The Director of "Toy Story" also drew the BSD Daemon logo
In my teens and early 20s I was obsessed with the history of computing and the internet. I still am, but other obessions have reduced the relative weight of this interest. It was during those years that I made a regular pilgrimage to the MIT Flea Market. I bought many of the components for my first computers there. I also found this important piece of computing history, a full set of 4.3 BSD manuals, Virtual VAX-11 Version from April, 1986.
The first thing I noticed was that this set includes two identical copies of the index. It was a multi-user system, and having two copies of the index would have come in handy!
The index was prepared using an automatic indexing program written at Thinking Machines Corporation, Cambridge, MA.

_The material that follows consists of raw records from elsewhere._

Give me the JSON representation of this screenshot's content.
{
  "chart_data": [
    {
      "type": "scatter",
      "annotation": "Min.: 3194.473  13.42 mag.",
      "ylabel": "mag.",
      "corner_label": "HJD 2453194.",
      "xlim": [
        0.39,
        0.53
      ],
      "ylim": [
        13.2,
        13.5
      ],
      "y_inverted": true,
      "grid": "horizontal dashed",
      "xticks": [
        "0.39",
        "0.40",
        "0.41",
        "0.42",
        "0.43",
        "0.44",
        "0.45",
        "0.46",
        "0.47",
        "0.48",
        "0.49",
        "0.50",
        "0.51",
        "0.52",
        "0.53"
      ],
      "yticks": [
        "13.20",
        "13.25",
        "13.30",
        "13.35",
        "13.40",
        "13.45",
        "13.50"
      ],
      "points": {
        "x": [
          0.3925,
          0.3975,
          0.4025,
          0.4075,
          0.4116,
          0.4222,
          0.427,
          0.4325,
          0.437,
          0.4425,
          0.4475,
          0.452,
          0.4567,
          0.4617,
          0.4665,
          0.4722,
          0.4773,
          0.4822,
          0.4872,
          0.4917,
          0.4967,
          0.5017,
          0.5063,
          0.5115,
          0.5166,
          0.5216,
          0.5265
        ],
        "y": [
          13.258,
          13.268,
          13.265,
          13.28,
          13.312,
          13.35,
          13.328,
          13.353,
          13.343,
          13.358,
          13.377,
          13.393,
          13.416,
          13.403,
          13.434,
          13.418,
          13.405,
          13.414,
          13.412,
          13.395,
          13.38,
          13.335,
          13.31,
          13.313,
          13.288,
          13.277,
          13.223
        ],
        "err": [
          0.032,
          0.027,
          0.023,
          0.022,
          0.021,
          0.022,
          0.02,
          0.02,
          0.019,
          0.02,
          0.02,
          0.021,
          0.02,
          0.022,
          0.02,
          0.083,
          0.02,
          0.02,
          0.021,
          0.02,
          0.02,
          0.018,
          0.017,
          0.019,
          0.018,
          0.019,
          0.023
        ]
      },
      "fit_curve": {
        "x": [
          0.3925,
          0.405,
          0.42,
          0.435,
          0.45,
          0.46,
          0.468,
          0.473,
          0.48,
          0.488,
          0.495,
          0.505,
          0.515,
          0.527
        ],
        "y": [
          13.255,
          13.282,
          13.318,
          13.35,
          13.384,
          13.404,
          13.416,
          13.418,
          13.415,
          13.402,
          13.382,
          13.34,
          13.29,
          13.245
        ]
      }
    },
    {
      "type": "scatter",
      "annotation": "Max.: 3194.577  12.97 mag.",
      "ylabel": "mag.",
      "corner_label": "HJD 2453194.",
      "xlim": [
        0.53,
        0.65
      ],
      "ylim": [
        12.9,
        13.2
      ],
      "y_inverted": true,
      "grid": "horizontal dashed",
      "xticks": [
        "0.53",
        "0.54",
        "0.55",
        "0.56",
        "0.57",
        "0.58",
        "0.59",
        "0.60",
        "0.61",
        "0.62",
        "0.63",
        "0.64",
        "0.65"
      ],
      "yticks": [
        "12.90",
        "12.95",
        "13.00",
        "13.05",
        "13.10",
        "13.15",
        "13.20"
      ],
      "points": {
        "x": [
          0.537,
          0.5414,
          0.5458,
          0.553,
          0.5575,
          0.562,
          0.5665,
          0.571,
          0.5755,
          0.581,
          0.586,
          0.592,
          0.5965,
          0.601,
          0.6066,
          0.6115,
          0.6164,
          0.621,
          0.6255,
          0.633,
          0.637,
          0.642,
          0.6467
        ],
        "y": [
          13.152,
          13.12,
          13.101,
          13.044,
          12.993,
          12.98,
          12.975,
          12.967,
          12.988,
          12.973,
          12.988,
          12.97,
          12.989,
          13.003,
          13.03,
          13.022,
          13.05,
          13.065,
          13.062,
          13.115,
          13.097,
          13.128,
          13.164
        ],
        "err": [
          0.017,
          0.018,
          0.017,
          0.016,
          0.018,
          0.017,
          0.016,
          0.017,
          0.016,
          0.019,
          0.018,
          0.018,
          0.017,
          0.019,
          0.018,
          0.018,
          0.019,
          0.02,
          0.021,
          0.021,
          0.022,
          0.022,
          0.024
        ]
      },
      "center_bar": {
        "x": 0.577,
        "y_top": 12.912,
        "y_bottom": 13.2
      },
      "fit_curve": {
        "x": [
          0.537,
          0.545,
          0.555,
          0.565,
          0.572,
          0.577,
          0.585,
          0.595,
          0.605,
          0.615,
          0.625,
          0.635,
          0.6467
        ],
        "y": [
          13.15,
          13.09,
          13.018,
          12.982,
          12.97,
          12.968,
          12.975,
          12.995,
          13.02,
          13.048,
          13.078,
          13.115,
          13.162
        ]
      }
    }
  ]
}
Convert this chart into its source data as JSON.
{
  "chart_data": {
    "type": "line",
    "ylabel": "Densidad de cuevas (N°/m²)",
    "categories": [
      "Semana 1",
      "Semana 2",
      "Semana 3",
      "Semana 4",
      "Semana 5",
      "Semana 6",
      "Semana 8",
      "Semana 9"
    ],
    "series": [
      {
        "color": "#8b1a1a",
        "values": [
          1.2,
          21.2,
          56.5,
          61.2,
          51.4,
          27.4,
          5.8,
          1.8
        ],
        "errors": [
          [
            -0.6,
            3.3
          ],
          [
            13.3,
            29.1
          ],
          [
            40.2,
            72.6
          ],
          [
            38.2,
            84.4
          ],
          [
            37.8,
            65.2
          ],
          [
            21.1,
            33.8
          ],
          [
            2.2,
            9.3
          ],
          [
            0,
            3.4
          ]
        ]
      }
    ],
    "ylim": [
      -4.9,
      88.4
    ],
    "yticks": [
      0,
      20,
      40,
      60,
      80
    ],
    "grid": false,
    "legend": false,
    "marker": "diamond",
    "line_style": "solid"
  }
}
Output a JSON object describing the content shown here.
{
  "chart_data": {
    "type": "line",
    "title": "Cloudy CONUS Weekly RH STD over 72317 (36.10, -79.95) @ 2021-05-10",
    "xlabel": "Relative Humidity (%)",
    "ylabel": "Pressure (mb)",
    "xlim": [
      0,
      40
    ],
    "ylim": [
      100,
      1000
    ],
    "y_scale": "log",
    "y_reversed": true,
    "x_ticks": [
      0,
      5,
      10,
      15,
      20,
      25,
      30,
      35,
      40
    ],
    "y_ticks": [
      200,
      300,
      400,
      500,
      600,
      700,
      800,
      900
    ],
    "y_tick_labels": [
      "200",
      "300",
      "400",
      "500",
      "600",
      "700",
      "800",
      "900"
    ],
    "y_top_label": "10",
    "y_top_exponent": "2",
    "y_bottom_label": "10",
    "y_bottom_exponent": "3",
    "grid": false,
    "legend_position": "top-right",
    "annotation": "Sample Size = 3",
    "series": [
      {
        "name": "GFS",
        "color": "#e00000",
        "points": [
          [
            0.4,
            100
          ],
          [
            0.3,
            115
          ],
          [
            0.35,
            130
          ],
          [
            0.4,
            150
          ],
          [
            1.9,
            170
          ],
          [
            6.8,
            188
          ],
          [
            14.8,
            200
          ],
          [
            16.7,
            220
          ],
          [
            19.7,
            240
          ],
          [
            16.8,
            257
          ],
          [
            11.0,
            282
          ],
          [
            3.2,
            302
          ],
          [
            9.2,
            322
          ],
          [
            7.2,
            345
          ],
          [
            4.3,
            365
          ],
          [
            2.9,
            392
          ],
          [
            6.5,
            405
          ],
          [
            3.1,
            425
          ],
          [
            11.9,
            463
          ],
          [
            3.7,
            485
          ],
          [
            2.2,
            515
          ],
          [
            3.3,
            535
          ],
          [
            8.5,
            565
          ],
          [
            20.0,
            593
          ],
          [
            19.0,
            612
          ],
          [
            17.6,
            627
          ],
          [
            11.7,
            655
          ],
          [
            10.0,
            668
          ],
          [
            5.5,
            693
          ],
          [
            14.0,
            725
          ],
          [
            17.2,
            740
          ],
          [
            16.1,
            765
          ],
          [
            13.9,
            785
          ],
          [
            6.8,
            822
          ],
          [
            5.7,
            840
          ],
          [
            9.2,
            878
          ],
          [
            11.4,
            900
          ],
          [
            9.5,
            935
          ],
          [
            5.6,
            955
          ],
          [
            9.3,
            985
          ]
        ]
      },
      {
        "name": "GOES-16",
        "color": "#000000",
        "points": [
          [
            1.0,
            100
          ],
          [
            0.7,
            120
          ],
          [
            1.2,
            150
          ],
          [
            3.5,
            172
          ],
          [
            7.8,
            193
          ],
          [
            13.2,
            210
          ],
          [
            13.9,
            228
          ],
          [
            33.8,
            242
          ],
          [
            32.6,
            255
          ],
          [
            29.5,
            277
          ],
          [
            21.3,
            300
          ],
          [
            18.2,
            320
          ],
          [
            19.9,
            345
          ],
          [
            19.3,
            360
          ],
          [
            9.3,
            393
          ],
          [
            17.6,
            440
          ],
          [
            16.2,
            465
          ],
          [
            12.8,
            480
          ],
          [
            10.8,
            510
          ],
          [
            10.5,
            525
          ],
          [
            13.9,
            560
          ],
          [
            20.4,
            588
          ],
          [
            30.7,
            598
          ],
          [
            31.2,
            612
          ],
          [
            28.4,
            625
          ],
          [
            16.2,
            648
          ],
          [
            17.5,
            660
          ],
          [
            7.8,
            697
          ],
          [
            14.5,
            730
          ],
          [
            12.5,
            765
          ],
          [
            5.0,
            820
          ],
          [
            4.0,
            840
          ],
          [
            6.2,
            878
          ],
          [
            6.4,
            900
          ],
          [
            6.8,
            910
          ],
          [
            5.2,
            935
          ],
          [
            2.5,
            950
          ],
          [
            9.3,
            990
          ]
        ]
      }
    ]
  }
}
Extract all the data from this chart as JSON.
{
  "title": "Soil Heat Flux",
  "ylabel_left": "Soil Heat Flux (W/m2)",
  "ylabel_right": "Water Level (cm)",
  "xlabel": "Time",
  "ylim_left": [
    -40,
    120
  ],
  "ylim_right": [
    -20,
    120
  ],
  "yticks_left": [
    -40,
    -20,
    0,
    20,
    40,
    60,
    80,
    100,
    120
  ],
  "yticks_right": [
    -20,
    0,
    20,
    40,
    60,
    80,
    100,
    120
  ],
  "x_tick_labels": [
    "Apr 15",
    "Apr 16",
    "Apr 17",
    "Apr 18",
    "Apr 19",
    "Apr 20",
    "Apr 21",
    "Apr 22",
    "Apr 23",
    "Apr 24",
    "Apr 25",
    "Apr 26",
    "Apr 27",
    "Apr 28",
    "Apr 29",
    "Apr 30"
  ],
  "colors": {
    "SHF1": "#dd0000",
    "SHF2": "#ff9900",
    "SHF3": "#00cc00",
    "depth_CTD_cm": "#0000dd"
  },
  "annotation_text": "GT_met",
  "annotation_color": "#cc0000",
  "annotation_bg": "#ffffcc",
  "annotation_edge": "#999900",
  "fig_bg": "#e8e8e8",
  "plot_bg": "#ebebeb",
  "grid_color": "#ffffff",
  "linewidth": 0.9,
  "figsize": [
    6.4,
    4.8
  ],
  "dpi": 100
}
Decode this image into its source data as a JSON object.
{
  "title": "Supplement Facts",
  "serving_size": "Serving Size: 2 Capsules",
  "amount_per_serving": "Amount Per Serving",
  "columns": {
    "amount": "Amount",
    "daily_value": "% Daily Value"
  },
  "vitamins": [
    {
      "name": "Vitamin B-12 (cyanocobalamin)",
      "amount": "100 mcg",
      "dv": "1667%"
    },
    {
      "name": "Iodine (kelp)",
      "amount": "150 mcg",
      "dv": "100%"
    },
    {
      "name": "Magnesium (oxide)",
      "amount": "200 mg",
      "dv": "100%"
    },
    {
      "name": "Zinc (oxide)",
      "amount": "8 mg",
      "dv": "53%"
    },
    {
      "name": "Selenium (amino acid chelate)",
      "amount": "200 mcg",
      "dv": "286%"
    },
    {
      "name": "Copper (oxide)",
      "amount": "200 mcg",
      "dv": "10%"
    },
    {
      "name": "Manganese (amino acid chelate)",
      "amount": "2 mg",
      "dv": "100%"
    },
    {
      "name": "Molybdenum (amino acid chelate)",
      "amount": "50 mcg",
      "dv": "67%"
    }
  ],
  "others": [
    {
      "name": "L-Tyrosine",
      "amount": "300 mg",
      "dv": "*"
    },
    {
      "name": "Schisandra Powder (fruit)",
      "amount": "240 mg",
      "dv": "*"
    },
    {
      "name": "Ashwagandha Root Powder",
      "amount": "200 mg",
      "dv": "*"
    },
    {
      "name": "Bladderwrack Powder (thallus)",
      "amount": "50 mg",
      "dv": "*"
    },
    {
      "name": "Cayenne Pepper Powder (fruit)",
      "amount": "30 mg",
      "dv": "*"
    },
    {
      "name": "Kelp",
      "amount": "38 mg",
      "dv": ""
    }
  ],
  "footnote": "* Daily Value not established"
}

The rest of the books all contain the familiar nroff
-formatted manual pages, though some are much shorter than the ones you’ll find today in a modern UNIX-decendent’s man
program.
The cover of each book features the familiar “Beastie” Daemon mascot with trident, representing “forking” of processes.
Inside the front cover reveals a really interesting connection between early UNIX systems and modern culture.
Cover design by John Lassetter, Lucasfilm, Ltd.
That’s the same John Lassetter who would later write and direct “Toy Story,” “A Bug’s Life,” and “Toy Story 2,” and “Cars,” and “Cars 2.” These books have a publishing date of April, 1986, and Pixar was spun off from Lucasfilm in February, so John was already there by that point. Lassetter wasn’t the first to draw this, but his version became the most popular.